What I don’t get is that even when I’m logged into the new Family Search, it doesn’t give me any option for building a family tree except a download of a weird family tree wallpaper. What am I missing? Their help is extremely unhelpful. I can’t use this app without info in FS, and FS doesn’t work. But other people seem to be seeing something I’m not, obviously.
Stacer, while I’m not sure we should get into an extended help desk conversation in this thread:
(a) You’re sure you went to http://new.familysearch.org and not just http://familysearch.org ?
(b) When you log in, the default page for me says:
Seems like Learn How to Use FamilySearch or Help Center would be good starting places for you.

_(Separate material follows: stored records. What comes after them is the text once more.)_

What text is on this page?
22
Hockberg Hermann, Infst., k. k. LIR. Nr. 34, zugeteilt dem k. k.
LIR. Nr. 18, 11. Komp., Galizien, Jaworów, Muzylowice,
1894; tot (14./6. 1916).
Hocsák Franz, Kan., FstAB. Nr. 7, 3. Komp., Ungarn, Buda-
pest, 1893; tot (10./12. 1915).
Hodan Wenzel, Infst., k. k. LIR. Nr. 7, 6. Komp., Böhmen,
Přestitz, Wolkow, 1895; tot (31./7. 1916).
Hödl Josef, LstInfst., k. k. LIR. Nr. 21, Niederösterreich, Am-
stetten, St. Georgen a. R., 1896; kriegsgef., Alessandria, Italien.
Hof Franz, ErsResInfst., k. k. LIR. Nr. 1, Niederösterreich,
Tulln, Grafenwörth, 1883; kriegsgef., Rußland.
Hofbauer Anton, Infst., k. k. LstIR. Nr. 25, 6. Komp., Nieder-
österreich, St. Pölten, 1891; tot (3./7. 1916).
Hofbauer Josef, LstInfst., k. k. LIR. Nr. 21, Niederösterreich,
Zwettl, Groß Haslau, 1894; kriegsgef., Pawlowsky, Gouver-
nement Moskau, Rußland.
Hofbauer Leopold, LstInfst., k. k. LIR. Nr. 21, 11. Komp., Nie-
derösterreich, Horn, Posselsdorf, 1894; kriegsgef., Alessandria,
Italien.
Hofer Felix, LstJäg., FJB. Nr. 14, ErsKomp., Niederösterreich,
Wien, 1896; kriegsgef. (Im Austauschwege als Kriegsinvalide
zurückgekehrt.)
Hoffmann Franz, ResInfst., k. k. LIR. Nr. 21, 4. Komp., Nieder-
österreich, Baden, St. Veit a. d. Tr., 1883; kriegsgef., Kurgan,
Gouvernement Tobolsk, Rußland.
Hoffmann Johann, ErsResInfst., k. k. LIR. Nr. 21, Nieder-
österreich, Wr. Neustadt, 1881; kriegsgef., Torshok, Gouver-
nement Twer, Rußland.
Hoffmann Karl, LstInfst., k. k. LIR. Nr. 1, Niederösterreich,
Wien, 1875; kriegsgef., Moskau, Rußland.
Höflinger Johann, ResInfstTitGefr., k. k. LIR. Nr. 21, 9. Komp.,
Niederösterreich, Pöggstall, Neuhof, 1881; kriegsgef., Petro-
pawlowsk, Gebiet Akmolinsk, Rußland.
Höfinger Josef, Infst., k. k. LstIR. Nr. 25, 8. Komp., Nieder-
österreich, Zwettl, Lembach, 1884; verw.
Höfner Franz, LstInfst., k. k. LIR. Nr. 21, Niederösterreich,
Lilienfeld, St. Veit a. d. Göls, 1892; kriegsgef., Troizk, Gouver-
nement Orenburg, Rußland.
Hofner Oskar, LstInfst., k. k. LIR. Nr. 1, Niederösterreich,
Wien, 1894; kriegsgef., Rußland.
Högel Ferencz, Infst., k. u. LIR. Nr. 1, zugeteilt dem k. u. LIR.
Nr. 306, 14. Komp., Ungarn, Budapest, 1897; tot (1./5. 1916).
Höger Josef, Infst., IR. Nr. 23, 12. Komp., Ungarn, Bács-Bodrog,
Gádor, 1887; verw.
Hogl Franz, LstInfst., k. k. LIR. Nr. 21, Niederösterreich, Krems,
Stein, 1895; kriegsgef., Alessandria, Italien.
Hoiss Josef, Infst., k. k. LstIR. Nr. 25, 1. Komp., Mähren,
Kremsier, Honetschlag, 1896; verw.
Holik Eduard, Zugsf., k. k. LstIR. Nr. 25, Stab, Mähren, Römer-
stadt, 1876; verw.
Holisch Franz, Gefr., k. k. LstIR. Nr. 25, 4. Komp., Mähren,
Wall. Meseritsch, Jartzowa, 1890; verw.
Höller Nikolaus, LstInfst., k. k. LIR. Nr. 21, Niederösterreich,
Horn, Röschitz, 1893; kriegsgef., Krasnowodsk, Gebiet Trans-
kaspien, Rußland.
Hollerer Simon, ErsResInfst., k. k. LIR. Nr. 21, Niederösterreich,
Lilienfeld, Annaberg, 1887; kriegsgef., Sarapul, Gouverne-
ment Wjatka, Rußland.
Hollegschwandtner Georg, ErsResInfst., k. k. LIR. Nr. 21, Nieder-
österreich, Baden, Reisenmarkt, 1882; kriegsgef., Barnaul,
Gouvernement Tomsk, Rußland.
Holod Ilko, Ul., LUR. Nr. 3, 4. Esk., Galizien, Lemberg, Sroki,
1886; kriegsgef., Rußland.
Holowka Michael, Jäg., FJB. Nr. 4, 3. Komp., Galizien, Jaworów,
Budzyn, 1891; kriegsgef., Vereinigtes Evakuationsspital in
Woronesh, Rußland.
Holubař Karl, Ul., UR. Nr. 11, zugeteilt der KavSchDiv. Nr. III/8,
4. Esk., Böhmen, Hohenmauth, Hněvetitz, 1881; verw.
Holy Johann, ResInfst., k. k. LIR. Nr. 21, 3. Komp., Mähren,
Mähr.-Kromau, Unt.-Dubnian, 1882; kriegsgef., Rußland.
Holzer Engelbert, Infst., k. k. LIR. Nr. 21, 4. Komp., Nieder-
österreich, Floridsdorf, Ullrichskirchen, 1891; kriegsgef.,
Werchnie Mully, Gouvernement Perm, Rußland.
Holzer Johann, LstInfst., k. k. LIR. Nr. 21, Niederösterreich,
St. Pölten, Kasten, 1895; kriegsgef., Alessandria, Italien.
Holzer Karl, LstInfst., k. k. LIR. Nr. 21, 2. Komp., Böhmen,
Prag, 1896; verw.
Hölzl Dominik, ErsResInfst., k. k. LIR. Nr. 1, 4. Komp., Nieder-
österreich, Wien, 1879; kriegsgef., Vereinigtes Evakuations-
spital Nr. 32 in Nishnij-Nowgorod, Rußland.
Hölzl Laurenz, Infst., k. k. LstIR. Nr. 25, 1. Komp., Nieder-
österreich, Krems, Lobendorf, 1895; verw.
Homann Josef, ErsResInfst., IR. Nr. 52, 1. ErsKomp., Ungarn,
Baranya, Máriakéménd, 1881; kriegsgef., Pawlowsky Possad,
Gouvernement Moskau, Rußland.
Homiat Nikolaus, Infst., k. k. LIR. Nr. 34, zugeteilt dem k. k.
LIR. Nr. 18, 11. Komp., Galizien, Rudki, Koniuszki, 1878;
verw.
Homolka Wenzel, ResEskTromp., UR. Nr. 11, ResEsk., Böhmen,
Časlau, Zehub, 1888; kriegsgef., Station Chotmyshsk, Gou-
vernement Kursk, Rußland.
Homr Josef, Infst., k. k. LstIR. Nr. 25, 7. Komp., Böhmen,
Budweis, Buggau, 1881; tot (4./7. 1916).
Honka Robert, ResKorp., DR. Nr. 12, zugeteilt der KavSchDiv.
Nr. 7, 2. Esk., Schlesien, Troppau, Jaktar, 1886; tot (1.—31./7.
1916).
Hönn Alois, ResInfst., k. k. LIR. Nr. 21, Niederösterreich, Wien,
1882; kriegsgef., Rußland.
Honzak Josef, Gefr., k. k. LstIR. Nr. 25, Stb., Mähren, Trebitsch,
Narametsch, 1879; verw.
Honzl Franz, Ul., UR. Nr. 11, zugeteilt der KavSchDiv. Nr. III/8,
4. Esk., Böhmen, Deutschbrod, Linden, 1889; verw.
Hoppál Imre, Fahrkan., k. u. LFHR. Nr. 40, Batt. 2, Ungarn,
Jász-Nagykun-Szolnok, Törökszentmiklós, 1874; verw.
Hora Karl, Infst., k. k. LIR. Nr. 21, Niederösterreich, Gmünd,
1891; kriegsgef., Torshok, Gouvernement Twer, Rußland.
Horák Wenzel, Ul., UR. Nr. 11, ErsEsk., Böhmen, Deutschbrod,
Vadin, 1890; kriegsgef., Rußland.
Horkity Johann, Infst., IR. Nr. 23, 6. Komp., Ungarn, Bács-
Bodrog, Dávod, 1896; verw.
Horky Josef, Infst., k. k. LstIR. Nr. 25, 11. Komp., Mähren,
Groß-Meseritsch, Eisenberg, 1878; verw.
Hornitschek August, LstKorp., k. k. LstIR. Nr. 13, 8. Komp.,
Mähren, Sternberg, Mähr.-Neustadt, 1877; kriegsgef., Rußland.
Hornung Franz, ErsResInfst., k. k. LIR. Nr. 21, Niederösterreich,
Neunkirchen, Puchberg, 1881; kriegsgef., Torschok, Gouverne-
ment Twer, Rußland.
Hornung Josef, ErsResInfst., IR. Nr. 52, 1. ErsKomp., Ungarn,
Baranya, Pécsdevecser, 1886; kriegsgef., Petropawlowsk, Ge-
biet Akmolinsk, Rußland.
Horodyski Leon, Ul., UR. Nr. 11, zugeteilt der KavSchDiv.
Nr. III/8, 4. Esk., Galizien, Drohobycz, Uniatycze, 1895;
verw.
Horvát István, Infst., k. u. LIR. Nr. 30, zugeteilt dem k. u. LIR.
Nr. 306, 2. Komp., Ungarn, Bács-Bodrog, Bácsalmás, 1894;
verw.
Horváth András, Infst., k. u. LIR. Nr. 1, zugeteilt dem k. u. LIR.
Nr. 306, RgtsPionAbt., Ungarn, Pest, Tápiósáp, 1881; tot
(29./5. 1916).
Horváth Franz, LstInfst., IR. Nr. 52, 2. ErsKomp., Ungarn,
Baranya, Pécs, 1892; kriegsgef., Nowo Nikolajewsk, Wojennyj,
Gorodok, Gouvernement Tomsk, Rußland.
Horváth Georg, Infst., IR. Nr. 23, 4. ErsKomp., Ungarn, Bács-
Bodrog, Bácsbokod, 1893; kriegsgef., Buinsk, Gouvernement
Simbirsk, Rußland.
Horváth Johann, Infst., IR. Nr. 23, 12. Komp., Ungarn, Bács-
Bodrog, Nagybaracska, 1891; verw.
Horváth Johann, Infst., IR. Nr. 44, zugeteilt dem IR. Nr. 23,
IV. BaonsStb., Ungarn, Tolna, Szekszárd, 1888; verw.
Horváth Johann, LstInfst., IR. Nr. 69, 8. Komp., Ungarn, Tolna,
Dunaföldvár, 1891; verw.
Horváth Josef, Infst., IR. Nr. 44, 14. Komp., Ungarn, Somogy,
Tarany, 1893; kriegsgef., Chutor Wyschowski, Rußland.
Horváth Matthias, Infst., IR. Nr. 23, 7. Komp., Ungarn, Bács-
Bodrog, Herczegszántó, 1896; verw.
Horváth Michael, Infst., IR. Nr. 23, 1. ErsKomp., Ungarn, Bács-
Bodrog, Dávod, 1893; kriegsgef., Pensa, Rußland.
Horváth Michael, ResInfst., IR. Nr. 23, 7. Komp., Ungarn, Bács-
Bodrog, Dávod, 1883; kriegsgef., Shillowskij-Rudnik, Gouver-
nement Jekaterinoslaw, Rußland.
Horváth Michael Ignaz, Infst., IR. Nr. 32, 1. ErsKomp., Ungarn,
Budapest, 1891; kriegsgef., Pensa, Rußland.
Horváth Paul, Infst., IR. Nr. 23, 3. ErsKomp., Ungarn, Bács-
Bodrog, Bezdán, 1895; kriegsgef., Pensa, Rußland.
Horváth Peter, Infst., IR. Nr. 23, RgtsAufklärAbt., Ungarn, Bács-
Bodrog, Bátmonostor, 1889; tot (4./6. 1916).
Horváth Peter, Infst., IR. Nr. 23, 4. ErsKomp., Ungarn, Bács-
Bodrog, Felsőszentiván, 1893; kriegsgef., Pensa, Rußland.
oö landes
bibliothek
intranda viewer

To add family members, pretty sure you go to “See Me and My Ancestors,” and it will show you whatever it has so far (maybe nothing), and then from there you should have a link for “Add or Find Child,” for example. Hope that helps. You can email me, sisterblah2 at gmail.com.
Cynthia, I seem to have thought I was on the new FS but wasn’t, which is what the problem was. Apparently it’s not linked at lds.org yet? I was going through that link and logging in, assuming that with my LDS login it’d take me to the new FS, but apparently there are two different ones, and the one at lds.org doesn’t really have anything but the most basic stuff.